What is amazing about The Bird with the Crystal Plumage is how close it plays to a standard American feature. The sexuality and violence seen in later Argento films is missing there. That’s not to say that the film is a light affair. However, it wouldn’t be until The Cat O’ Nine Tails that Argento proper would emerge. That being said, it’s easy enough of a Giallo film to introduce to casuals.
While Limited Edition 4K discs tend to do is sell out. So, if you want The Bird with the Crystal Plumage, jump on it right away. Sure, they’ll put out a standard edition a few months later. Just don’t be the sucker among your friends that missed out. I still remember the time when all of the other older film fans got their Crimson Peak Limited Editions and kicked me out of the Cool Kid Club. The memory haunts me forever.
Beyond that desire to evade shame, the Bird with the Crystal Plumage Limited Edition comes with its own perks. You get interviews, a commentary and some lobby cards inside of the package. While this is the first UHD release of the Bird with The Crystal Plumage, I don’t see a ton of people hunting this release down right away. Just kidding. The limited edition will be sold out in days.

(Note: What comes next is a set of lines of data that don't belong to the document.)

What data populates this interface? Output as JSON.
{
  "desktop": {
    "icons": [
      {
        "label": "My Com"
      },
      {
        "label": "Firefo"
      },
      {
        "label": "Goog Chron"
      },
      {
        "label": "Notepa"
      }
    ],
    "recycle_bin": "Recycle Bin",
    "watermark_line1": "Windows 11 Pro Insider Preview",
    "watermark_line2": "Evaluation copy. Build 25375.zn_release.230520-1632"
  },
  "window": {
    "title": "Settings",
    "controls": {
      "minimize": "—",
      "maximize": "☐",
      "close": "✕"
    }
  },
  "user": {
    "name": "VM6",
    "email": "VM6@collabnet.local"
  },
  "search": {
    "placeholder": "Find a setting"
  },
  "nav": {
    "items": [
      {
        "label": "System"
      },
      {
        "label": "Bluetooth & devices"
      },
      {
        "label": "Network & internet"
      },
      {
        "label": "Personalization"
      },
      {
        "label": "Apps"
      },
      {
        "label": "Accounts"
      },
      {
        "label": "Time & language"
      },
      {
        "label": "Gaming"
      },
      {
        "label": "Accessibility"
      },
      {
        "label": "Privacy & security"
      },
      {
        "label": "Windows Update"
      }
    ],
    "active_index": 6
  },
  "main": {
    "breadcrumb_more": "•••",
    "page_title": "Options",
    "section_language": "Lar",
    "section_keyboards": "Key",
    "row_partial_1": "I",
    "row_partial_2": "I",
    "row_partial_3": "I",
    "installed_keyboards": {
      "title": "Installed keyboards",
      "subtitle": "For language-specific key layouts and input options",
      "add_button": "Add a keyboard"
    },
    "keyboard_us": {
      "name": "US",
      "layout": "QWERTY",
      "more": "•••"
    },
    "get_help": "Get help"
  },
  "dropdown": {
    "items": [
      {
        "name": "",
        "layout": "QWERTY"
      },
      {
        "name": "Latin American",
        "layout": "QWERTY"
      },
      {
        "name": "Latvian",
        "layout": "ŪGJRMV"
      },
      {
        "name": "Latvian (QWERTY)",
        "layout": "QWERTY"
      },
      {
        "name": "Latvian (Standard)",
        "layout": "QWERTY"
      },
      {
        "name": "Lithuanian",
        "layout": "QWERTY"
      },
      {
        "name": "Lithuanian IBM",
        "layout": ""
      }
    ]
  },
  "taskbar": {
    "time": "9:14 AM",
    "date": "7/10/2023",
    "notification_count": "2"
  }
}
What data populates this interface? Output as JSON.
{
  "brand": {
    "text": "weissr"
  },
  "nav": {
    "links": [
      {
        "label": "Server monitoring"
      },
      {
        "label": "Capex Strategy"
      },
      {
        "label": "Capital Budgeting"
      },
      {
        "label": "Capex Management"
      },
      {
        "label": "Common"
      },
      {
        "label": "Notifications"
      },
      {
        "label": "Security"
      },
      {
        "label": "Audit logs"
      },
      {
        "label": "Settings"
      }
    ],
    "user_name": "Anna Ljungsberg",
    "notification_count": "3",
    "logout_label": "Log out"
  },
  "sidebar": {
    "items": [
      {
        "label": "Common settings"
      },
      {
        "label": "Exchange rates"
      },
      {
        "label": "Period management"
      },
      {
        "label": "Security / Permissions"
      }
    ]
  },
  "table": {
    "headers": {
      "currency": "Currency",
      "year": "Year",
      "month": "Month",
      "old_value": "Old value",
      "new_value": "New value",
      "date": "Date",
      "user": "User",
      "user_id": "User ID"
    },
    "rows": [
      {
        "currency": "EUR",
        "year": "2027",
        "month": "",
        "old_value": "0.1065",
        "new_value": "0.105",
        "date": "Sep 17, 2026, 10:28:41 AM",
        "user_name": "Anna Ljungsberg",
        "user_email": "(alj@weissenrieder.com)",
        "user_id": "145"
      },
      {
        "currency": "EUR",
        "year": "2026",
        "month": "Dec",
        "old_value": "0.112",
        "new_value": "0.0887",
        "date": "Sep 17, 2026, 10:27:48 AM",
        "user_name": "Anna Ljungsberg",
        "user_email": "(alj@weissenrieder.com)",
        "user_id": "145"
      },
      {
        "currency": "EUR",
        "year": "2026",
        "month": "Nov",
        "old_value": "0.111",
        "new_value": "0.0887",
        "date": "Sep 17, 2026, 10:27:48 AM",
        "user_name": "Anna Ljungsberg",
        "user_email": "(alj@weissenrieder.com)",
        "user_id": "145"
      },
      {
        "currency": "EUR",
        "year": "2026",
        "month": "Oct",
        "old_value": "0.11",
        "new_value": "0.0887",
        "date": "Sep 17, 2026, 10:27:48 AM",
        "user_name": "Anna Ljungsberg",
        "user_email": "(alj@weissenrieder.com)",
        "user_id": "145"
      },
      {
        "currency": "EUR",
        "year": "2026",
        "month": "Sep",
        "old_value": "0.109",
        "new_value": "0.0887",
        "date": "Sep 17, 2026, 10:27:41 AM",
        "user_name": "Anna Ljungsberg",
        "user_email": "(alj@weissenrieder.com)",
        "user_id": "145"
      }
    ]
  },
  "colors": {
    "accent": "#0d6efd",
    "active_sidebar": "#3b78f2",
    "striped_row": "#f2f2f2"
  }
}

Arrow Video brings the goods with this package loaded with all the special features. But, you also get this stunning A/V Quality. I want everyone to take a moment and look at this fresh from the source true 4K screenshots. The Bird with the Crystal Plumage has never looked this great. While I can already hear people complaining about it being too dark in points, it remains true to the film’s look.
Plus, that doesn’t make any sense. Italian films of that period skewed to this look and I can’t wait for you to see how Cat O’ Nine Tails looks in 4K. That being said, we’re going to be walking through a ton of new 4Ks coming up for the next few months. Enjoy!